NethermindEth / nethermind

A robust execution client for Ethereum node operators.
https://nethermind.io/nethermind-client
GNU General Public License v3.0
1.28k stars 438 forks source link

"Failed to notify enode" - root cause analysis of NullReferenceException #4722

Open kamilchodola opened 2 years ago

kamilchodola commented 2 years ago

Describe the bug From time to time it happens that we have multiple failures on SmokeTests runs with "Failed to notify enode" and NullReferenceException. Need to investigate and fix a root-cause for that since it was not appearing most probably on pre-merge version.

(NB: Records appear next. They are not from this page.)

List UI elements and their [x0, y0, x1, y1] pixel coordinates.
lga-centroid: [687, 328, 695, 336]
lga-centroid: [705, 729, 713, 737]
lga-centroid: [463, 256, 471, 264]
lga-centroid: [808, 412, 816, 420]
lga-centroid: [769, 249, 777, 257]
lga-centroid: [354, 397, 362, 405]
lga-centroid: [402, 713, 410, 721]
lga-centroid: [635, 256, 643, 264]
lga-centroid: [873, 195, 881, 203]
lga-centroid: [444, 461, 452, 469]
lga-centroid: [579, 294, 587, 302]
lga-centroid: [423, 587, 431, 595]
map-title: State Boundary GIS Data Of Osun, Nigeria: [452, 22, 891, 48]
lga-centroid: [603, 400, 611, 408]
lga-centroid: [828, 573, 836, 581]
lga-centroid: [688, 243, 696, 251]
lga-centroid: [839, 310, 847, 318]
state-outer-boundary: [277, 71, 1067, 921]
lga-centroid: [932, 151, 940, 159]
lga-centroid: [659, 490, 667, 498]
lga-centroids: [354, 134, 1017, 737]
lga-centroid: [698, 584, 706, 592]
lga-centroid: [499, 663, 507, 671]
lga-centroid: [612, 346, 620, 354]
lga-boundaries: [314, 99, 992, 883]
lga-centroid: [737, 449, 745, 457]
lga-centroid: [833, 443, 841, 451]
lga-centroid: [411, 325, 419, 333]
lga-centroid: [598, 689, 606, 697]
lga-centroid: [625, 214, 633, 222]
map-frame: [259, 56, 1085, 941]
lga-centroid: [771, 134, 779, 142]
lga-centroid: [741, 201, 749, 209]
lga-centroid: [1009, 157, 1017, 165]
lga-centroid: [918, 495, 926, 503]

This is a minor issue - no issues with syncing happens because of that. image

kamilchodola commented 2 years ago

@smartprogrammer93 @MarekM25 Any info there? It still appears from time to time on nodes and just wanted to ensure if this can make any issue on node.

smartprogrammer93 commented 2 years ago

I will check on it tomorrow @kamilchodola

kamilchodola commented 2 years ago

@smartprogrammer93 Great! Thanks

kamilchodola commented 2 years ago

https://seq.nethermind.io/#/events?filter=Contains(NodeName,%20'Smoke-Tests-Snap-144-FastSync-goerli')%20and%20not%20%22Big%20Snappy%20messag%22%20and%20not%20%22block%20producer%20%26%20sealer%22&from=2022-10-21T23:50:00.000Z&to=2022-10-22T00:00:00.000Z

Appeared there on goerli on current smoke tests

smartprogrammer93 commented 1 year ago

Hey @kamilchodola ,

Let me know if you still see this issue from a version after https://github.com/NethermindEth/nethermind/pull/4874 is merged.

kamilchodola commented 1 year ago

@smartprogrammer93 I can see that one again but only once in one node. https://seq.nethermind.io/#/events?filter=Contains(NodeName,%20'Smoke-Tests-master125v2-goerli-lighthouse')%20and%20%22failed%20to%22 image

kamilchodola commented 1 year ago

@smartprogrammer93 Got spammed with those messages again image Unfortunately I got spammed with Debug logs and app removed file with logs for this specific situation - but seems like it is getting a bit stronger now

smartprogrammer93 commented 1 year ago

Unfortunately, i am still not sure of the reason behind this exception being thrown. I tried to investigate it intensively already but reached no solution. I will try to dive more into it tomorrow.

kamilchodola commented 1 year ago

@smartprogrammer93 Will try to reproduce it or will be more careful about those logs and will try to catch debug logs for You 0 maybe that would help.

smartprogrammer93 commented 1 year ago

@kamilchodola are we still seeing these?

smartprogrammer93 commented 1 year ago

@kamilchodola let me know if you are still seeing these exceptions or not. If not i will close this one.

kamilchodola commented 1 year ago

It still happens from time to time especially on goerli nodes but very rarely... So except normal logs it is hard to catch debug logs becuase those may be already overriden.

kamilchodola commented 1 year ago

@smartprogrammer93 Just happened again... Wondering about problems it may cause for us or network in such case. This time it was on mainnet-lighthouse pair.

image
smartprogrammer93 commented 1 year ago

@kamilchodola same stack trace (exception details)?

kamilchodola commented 1 year ago

@smartprogrammer93 Yeah - looks slightly different:

image
MarekM25 commented 10 months ago

@smartprogrammer93 still happening

System.NullReferenceException: Object reference not set to an instance of an object.
   at Nethermind.Network.P2P.ProtocolHandlers.SyncPeerProtocolHandlerBase.TxsToSendAndMarkAsNotified(IEnumerable`1 txs, Boolean sendFullTx)+MoveNext() in /_/src/Nethermind/Nethermind.Network/P2P/ProtocolHandlers/SyncPeerProtocolHandlerBase.cs:line 229
   at Nethermind.Network.P2P.Subprotocols.Eth.V65.Eth65ProtocolHandler.SendNewTransactionsCore(IEnumerable`1 txs, Boolean sendFullTx) in /_/src/Nethermind/Nethermind.Network/P2P/Subprotocols/Eth/V65/Eth65ProtocolHandler.cs:line 167
   at Nethermind.TxPool.TxBroadcaster.Notify(ITxPoolPeer peer, IEnumerable`1 txs, Boolean sendFullTx) in /_/src/Nethermind/Nethermind.TxPool/TxBroadcaster.cs:line 310
smartprogrammer93 commented 10 months ago

Yup, @MarekM25 cant figure out the reason. Will try to investigate again once possible

smartprogrammer93 commented 9 months ago

i spend a couple more hours on this, cant find a way for a null Tx ref to reach this point of the code. I traced it back all the way to TxPool. Only solution i see (workaround) is to check if Tx is null before trying to read it's hash. @MarekM25 let me know if you want me to follow this approach, or any other possible action.